When Kate and I got in line at the Guggenheim Monday morning at 10am I had my Nikon FM2n and 6 shots left on a roll of Kodak Tri-X 400. Luckily I had rated that roll at 1250 ISO for overcast winter days and early nightfalls. I find you can push Tri-X to 1600 or even 3200 and get usable images, but for 35mm I try to keep at 1250 or under. The grain is pronounced at 1250, but not quite overwhelming in a Xtol developer. Of course, if you used something like Rodinal, it would be grain city even at 800.
I hadn’t planned on taking any shots inside of the Maurizio Cattelan exhibit, just a shot of the Guggenheim facade.

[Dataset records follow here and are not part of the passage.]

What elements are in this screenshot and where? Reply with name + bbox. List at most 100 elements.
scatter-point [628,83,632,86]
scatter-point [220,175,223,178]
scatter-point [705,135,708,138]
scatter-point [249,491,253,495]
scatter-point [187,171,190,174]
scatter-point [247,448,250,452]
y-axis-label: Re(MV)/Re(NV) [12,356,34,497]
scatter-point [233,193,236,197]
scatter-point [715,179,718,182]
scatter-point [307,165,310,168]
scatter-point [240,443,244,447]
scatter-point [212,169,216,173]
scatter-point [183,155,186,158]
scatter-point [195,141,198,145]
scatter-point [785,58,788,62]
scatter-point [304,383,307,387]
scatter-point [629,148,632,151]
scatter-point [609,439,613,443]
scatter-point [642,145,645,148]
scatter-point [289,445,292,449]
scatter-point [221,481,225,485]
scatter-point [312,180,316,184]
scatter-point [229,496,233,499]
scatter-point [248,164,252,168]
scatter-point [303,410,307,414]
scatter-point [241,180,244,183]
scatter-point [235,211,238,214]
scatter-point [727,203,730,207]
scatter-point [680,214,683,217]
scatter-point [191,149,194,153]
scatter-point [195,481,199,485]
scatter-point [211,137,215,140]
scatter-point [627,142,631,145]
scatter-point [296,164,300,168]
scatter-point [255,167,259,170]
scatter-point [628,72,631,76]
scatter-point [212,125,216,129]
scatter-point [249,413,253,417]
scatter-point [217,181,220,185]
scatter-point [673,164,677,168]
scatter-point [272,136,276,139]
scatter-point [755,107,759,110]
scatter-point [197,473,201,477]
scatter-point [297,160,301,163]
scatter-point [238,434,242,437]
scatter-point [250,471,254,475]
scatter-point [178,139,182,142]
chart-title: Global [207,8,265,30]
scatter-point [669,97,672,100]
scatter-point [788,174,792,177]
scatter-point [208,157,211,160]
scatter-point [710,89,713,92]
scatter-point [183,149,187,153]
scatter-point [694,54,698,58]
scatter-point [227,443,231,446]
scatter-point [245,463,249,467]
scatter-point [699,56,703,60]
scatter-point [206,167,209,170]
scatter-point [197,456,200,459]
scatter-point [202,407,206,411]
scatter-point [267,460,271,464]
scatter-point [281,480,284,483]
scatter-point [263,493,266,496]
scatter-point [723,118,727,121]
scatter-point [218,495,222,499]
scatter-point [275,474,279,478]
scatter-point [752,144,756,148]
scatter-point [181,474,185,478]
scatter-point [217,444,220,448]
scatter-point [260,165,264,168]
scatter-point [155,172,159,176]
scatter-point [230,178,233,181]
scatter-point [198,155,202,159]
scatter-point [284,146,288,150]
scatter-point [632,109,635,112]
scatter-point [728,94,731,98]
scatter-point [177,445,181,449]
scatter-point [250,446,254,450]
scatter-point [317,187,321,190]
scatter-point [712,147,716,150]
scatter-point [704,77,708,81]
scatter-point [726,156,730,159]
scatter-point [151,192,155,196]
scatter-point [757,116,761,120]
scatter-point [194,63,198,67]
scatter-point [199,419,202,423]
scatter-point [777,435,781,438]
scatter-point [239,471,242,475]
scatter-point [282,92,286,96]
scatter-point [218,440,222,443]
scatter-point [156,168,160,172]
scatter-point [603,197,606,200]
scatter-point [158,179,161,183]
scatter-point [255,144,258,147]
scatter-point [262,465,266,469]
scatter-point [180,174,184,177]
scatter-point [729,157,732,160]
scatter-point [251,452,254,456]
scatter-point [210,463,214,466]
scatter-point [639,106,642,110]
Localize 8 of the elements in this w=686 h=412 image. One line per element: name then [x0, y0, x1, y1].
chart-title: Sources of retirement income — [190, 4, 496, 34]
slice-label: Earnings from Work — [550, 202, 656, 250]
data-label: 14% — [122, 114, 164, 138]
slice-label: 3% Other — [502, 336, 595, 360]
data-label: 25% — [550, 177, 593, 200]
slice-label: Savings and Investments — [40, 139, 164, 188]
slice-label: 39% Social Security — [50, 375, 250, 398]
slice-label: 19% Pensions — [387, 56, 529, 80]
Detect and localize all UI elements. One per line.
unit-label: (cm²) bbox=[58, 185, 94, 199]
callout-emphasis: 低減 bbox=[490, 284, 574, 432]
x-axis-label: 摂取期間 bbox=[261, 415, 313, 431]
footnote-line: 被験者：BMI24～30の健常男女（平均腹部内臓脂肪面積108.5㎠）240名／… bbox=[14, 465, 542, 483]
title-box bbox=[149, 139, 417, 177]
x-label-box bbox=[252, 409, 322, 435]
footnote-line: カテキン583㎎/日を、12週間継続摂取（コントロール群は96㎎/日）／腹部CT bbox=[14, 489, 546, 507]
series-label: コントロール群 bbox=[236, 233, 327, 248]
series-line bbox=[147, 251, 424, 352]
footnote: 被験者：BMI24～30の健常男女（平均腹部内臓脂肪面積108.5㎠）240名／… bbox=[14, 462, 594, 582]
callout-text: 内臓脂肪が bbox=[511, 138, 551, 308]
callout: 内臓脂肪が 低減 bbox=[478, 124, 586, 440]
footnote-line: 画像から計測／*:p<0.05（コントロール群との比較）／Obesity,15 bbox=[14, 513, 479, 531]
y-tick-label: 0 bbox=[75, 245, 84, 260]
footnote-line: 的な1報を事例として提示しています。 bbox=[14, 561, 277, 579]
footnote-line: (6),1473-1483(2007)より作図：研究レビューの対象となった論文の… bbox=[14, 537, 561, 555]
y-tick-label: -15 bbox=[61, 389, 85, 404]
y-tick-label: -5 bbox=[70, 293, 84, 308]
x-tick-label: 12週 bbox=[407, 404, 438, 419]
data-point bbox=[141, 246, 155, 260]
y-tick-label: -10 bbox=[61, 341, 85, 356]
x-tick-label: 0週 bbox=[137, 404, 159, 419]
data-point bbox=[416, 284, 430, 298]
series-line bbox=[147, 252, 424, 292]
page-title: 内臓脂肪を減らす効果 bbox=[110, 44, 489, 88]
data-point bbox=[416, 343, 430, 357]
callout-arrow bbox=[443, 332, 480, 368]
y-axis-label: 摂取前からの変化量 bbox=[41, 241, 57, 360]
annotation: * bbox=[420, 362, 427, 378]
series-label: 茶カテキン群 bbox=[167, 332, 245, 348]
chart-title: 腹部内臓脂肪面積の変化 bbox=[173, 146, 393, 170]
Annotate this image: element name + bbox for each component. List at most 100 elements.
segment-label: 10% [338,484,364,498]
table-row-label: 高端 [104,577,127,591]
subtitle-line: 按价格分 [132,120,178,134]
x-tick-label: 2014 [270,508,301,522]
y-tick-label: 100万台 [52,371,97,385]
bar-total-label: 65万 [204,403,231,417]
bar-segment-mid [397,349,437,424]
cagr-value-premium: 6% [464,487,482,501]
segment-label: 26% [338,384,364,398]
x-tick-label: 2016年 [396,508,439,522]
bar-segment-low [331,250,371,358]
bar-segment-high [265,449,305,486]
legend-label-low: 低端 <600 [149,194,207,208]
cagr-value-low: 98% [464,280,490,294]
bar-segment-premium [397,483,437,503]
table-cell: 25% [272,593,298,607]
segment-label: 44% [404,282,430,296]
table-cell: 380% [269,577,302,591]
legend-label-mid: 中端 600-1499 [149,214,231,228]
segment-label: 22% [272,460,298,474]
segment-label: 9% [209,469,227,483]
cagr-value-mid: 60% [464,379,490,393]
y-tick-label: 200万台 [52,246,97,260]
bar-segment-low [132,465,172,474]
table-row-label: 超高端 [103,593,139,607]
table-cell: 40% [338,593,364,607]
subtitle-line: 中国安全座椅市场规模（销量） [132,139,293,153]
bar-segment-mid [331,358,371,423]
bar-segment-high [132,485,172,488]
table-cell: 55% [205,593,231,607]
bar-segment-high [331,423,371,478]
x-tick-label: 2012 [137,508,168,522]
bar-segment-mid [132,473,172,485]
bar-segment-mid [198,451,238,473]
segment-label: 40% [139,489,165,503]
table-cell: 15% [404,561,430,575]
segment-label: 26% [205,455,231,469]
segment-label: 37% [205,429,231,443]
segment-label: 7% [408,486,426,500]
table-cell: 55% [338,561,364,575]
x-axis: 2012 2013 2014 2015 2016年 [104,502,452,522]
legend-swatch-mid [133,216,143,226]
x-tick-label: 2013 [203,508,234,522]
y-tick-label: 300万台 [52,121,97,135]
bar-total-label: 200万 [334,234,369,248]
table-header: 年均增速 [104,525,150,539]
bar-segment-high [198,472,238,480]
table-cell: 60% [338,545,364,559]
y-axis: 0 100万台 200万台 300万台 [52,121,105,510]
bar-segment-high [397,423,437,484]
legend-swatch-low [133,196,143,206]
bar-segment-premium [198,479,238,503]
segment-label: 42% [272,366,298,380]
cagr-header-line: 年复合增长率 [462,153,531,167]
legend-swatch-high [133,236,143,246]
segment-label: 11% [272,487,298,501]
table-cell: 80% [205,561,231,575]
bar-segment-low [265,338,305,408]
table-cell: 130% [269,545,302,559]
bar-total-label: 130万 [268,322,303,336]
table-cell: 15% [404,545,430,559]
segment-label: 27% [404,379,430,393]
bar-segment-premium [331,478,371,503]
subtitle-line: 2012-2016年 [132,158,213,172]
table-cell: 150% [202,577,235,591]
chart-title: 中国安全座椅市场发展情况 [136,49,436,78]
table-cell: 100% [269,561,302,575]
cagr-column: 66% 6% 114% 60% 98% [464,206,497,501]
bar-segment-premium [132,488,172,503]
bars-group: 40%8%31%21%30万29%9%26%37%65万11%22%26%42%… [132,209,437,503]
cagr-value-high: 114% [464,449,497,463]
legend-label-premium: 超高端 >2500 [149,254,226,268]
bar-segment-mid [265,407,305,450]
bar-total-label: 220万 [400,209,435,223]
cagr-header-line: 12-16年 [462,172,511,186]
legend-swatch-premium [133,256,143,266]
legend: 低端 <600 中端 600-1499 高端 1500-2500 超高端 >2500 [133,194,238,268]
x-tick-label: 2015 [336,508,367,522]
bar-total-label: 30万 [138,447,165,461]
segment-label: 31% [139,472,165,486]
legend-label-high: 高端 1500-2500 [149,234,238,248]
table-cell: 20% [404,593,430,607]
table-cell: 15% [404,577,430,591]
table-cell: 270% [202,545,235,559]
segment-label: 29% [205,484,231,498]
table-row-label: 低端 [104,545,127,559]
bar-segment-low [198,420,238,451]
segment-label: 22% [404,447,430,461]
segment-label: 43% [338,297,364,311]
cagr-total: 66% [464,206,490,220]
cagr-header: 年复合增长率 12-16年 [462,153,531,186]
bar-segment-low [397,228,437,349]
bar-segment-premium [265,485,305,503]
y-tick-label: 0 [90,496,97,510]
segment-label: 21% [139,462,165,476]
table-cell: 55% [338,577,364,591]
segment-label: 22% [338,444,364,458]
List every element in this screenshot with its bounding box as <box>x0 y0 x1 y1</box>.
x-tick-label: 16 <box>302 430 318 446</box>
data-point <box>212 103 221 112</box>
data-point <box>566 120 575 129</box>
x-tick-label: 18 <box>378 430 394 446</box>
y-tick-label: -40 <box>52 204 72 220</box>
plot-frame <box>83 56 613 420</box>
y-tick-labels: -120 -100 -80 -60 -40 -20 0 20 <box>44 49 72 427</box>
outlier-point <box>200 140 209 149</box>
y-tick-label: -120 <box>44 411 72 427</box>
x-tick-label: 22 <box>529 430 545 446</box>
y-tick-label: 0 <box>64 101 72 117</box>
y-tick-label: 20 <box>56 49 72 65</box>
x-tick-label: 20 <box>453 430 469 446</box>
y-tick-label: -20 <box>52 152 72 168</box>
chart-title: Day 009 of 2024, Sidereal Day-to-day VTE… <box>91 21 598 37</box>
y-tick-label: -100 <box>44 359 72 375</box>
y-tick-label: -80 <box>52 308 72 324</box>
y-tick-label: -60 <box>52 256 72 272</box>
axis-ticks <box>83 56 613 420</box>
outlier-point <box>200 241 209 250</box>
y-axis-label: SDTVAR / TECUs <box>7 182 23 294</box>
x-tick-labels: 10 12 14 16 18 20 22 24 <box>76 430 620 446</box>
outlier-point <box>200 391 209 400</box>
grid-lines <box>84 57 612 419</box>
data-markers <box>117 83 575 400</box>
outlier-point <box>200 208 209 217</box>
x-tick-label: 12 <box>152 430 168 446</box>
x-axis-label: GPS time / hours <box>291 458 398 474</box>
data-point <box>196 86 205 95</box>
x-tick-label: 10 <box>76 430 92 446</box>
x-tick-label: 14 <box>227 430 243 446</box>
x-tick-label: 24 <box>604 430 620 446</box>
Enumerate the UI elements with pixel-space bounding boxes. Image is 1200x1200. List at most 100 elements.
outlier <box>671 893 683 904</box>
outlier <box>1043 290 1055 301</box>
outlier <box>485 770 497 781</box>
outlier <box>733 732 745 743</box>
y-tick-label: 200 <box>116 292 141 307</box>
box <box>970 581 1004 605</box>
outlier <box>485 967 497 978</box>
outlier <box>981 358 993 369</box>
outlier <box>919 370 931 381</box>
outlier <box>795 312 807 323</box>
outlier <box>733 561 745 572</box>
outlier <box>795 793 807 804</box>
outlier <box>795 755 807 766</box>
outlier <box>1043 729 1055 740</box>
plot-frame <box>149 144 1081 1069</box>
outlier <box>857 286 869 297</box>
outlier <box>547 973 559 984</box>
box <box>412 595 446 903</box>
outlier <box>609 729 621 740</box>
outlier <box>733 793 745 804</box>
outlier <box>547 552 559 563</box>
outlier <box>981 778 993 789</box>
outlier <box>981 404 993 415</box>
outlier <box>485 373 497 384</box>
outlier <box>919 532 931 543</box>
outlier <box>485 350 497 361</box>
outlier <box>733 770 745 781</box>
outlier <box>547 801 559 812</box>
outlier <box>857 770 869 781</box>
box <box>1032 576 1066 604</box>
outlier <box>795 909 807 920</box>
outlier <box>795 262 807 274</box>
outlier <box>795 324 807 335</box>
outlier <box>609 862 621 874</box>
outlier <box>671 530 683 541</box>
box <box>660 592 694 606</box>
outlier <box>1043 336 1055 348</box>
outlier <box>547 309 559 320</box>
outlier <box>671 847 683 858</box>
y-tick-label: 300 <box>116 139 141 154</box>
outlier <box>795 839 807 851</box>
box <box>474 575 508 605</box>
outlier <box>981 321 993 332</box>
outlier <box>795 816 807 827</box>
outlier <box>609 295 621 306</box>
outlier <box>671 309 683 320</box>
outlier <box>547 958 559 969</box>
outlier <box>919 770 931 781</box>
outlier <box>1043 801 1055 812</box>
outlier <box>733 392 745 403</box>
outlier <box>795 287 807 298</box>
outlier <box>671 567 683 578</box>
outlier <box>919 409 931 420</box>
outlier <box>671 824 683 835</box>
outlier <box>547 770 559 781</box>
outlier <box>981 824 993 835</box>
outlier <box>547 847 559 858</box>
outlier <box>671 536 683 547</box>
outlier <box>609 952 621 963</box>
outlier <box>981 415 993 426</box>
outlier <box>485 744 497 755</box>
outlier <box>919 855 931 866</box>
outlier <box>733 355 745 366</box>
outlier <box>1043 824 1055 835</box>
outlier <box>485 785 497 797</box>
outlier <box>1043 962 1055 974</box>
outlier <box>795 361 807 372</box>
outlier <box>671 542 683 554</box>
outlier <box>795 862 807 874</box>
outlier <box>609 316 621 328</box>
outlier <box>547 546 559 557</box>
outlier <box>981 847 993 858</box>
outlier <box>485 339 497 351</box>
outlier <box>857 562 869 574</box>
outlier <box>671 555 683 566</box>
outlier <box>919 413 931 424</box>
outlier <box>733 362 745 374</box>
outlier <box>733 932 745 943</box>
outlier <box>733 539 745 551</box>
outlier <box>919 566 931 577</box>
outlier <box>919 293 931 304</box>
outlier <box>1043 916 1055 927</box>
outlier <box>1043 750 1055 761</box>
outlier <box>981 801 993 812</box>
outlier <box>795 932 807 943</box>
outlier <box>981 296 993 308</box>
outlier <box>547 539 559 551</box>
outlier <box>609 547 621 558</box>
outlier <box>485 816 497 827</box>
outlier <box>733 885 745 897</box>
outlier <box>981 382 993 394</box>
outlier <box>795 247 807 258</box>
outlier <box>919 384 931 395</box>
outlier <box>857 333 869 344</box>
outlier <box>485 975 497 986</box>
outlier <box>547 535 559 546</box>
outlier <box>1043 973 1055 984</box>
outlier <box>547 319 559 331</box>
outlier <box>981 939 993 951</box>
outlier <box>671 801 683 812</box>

That plan changed when I got inside. The exhibit is whimsical, and thanks to the unique design of the Guggenheim, totally engaging. As you climb or descend (we took the stairs to the top and went down) the view of the exhibit, which hangs from the ceiling into the atrium, is constantly changing. You see pieces from above, then at eye level, then from below. It wasn’t long before I joined the camera snapping hordes. The Guggenheim has a no photography policy, but guards and staff did not prevent people from taking pictures. Camera flashes, despite the total inability to light up something that far away, fired almost constantly. I was able to take these shots, sans flash of course, at f4 and 1/60th of a second. I think I was able to use 1/125th of a second on one of them and had to use f2.8 on another. Still I’m happy with how they turned out. I could have easily shot a roll or two of film to capture this exhibit, but I liked knowing that I had to be selective.
This was my favorite piece of the exhibit, but also the hardest to photograph. I knew I only had two exposures left and I wanted to save one for the facade on the way out. How do you expose for a huge, dark mass of soil against a white background? Very carefully… I love the bunnies on the grass.
All images developed in Xtol 1+1 solution at 68F for 11.5 minutes.